The failure of globalization to deliver on the promises of politicians has surely undermined trust and confidence in the “establishment.” And governments’ offers of generous bailouts for the banks that had brought on the 2008 financial crisis, while leaving ordinary citizens largely to fend for themselves reinforced the view that this failure was not merely a matter of economic misjudgments. Globalization isn’t the only reason for the hollowing out of the nation’s workforce—technology is a major component—but it is the reason most citizens blame.

But globalization isn’t so much slowing as it is taking new forms. Globalization 4.0 needs another Bold idea to save it from itself. The most potent form of globalization today is occurring inside nations, according to Holbert Harris, chairman of economics at George Mason University. Instead of a dark cloud of protectionism descending upon the world as our nomanklatura would have us believe, events are forcing multinational companies to rethink their competitive advantage again. Some of the old arguments for globalization have become obsolete in part due to globalization’s success. Also, large firms no longer have a lock on new ideas and innovation. Technology giants with their extensive worldwide supply chains are still generating value. Apple made $46 billion abroad last year five times more than GE which is often considered the bellweather.

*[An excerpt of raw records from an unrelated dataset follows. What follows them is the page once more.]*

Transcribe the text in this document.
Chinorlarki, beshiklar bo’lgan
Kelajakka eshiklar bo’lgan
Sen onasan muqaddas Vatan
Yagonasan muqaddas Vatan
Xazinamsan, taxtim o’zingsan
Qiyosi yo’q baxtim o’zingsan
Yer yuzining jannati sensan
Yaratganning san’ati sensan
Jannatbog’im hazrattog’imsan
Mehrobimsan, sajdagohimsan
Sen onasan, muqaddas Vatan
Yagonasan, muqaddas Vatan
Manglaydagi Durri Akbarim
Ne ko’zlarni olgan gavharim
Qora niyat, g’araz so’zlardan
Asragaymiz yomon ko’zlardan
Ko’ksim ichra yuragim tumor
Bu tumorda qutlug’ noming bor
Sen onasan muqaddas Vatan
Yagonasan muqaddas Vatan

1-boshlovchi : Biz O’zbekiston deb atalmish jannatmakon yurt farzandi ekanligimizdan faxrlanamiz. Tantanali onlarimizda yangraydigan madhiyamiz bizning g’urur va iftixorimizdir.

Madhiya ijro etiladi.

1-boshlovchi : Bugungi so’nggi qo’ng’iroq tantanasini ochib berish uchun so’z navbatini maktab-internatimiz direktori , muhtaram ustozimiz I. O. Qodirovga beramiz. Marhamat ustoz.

There have been previous backlashes against globalization such as those that came after the first and second world wars. But it’s no longer about how poor countries can get rich but about ensuring that the benefit of wealth creation is not confined to the 1%. The responsibility for making sure globalization works for all lies with two groups of people: politicians and businesspeople and neither group seems an ideal steward. Nonetheless both groups have received their wake-up call. Daniel Hannan, the conservative MEP who the Financial Times dubbed the architect of Brexit, disputes the idea that either Brexit or Trump’s election signals the beginning of a dark age of protectionism.  “The protectionists always fail,” he told the FT. “They always end up delivering the sharpest fall in living standards to the people who are their biggest supporters.”   Trump knows he cannot allow that to happen. But he also knows that globalization in its present form needs a bold idea if it is to be refreshed and be sustainable. Business leaders too must adapt and change.